Players thrive in Barnes' system
One of Simmons' criticisms of Barnes was that he didn't get Durant the ball enough. There may have been games where this was the case, but over the course of that season, Durant got plenty of touches. He used 32 percent of his Texas' possessions and took 34 percent of the offense's shots during his minutes. That's as close to a one-man show as you can get.

Of course, this year's team is a clear outlier on offense. Barring a miracle, the Longhorns will finish outside the top 40 in offensive efficiency for the first time in the last 11 seasons. But this season's team is also a good study in how Barnes molds his team on that end.

In 2010, Barnes spent some time studying the flex offense with former Utah Jazz coach Jerry Sloan. This season the Longhorns started off running mostly flex, and it looked uncomfortably disjointed. Many of the struggles in Maui had a lot to do with an inability to run offense with any sort of rhythm or purpose.

However, Texas has had some stretches in the last month where they at least look like they have an idea of how to score. Barnes is finding a way to put the players he has in a position to succeed. In the Big 12 opener, for example, Javan Felix had no problem penetrating Baylor's defense. It became even easier when Pierre Jackson picked up his third foul in the opening moments of the second half.

Since Jackson was having enough trouble keeping Felix out of the lane before he picked up his third foul, Barnes tried to exploit that matchup. On almost every subsequent possession, one of the Longhorn big men would set a screen for Felix near the top of the key, exploiting Baylor's poor ball-screen defense. Texas also mixed in some screens for the wings to curl off of for open looks. Most possessions featured less than one pass, but it worked. Felix ended up scoring a career-high 26 points and the Horns took a more talented Bears team to overtime on the road.

Barnes' offense hasn't always been a thing of beauty this season, but he puts his best players in position to succeed, and he's willing to adapt. Those are two attributes of a good coach.

Barnes wins consistently
In six seasons at Providence, Barnes made three NCAA tournaments. Since his departure in 1994, the Friars have made just three trips to the tourney. And in four years at Clemson, Barnes made three NCAA tournaments, including one trip to the Sweet 16. Since his departure in 1998, the Tigers have been back to the tourney just four times, never making it past the round of 32.
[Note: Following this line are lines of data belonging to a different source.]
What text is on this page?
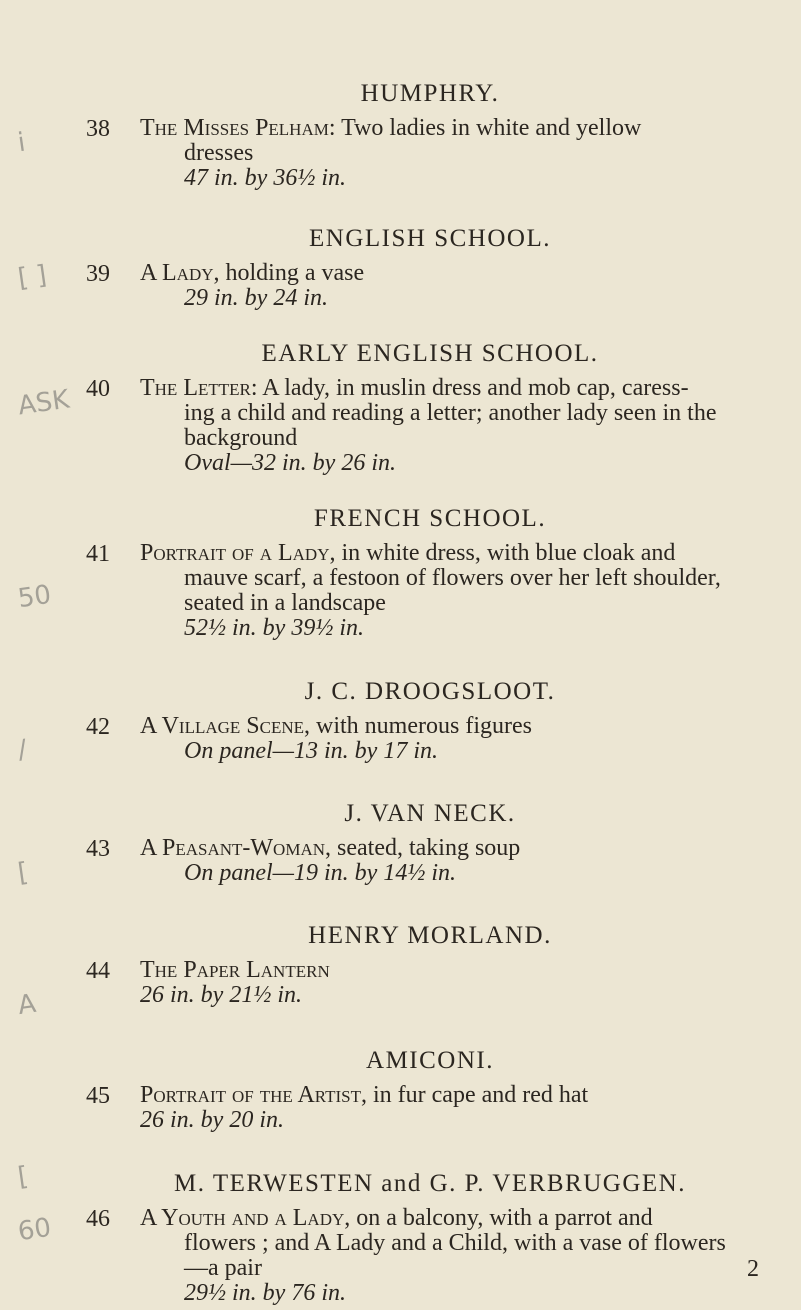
i
[ ]
ASK
50
/
[
A
[
60
HUMPHRY.
38 The Misses Pelham: Two ladies in white and yellow
dresses
47 in. by 36½ in.
ENGLISH SCHOOL.
39 A Lady, holding a vase
29 in. by 24 in.
EARLY ENGLISH SCHOOL.
40 The Letter: A lady, in muslin dress and mob cap, caress-
ing a child and reading a letter; another lady seen in the
background
Oval—32 in. by 26 in.
FRENCH SCHOOL.
41 Portrait of a Lady, in white dress, with blue cloak and
mauve scarf, a festoon of flowers over her left shoulder,
seated in a landscape
52½ in. by 39½ in.
J. C. DROOGSLOOT.
42 A Village Scene, with numerous figures
On panel—13 in. by 17 in.
J. VAN NECK.
43 A Peasant-Woman, seated, taking soup
On panel—19 in. by 14½ in.
HENRY MORLAND.
44 The Paper Lantern
26 in. by 21½ in.
AMICONI.
45 Portrait of the Artist, in fur cape and red hat
26 in. by 20 in.
M. TERWESTEN and G. P. VERBRUGGEN.
46 A Youth and a Lady, on a balcony, with a parrot and
flowers ; and A Lady and a Child, with a vase of flowers
—a pair
29½ in. by 76 in.
2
What if he left Texas? Would the Longhorns be better off? That's an argument that many would make, but look at what Texas was before Barnes.
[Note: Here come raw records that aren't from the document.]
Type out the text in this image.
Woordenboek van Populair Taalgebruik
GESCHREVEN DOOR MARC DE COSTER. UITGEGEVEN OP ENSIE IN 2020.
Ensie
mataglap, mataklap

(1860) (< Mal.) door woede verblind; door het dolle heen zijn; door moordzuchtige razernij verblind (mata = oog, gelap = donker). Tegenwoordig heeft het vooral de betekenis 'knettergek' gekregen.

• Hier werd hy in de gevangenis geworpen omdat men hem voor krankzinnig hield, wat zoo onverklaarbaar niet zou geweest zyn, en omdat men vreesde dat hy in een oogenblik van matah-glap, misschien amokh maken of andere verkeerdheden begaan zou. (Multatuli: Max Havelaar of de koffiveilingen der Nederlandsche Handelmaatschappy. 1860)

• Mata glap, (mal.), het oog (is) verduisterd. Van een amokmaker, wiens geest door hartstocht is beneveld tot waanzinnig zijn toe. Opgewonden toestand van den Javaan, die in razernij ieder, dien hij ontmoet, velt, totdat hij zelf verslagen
When he arrived in 1998, the Longhorns had reached the Sweet 16 just twice in the previous 25 seasons. Barnes has taken all of his Texas teams to the tourney, including the first one, which won the Big 12 with seven scholarship players.

One challenge for Barnes is coaching in the same conference as one of the best programs in Division I. Bill Self, as you may have heard, has won eight straight Big 12 titles. What's often left out is that he's had to share two of those titles with Texas.
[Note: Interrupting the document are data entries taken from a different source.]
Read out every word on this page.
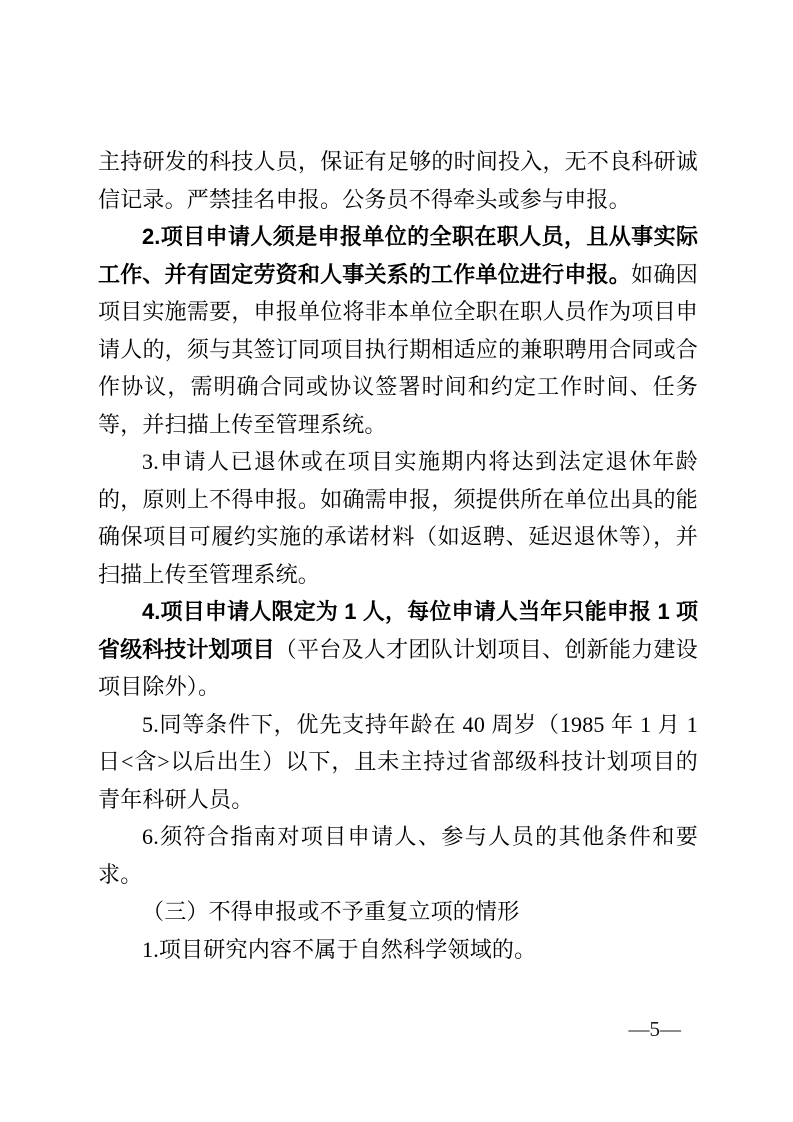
主持研发的科技人员，保证有足够的时间投入，无不良科研诚信记录。严禁挂名申报。公务员不得牵头或参与申报。

2.项目申请人须是申报单位的全职在职人员，且从事实际工作、并有固定劳资和人事关系的工作单位进行申报。如确因项目实施需要，申报单位将非本单位全职在职人员作为项目申请人的，须与其签订同项目执行期相适应的兼职聘用合同或合作协议，需明确合同或协议签署时间和约定工作时间、任务等，并扫描上传至管理系统。

3.申请人已退休或在项目实施期内将达到法定退休年龄的，原则上不得申报。如确需申报，须提供所在单位出具的能确保项目可履约实施的承诺材料（如返聘、延迟退休等），并扫描上传至管理系统。

4.项目申请人限定为 1 人，每位申请人当年只能申报 1 项省级科技计划项目（平台及人才团队计划项目、创新能力建设项目除外）。

5.同等条件下，优先支持年龄在 40 周岁（1985 年 1 月 1 日<含>以后出生）以下，且未主持过省部级科技计划项目的青年科研人员。

6.须符合指南对项目申请人、参与人员的其他条件和要求。

（三）不得申报或不予重复立项的情形

1.项目研究内容不属于自然科学领域的。

—5—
But March success, or at least reaching Final Fours, is not at the top of Barnes' resume. He hasn't been to a national semifinal since 2003. Conversely, here are the coaches who have been to two or more Final Fours in the last 11 seasons:

Mike Krzyzewski, Tom Izzo, Billy Donovan, Jim Calhoun, Roy Williams, John Calipari, Ben Howland, Bill Self, Thad Matta, Brad Stevens, and Rick Pitino.

Barnes has more wins over that time period than Howland or Calhoun, whom he led coming into this season. (He also has more wins, obviously, than Stevens, since the Butler coach didn't get started until 2008.) Barnes is just eight wins behind Izzo over that span.

The four coaches who reached the 2003 Final Four were Barnes, Williams, Jim Boeheim and Tom Crean. Only Williams has been back to the Final Four since, and Barnes has more wins than Crean. Syracuse has missed the tourney twice since 2003.

Is Boeheim incompetent for not getting Syracuse back to the Final Four when he's had two teams that were No. 1 seeds? Is Indiana doomed this year because of Crean, who has not been able to win as consistently as Barnes? You don't hear many people making those arguments.

So, if you must, go ahead and critique Barnes as a coach. That's fine. But at least admit that he's had a lot to do with the success Texas has had.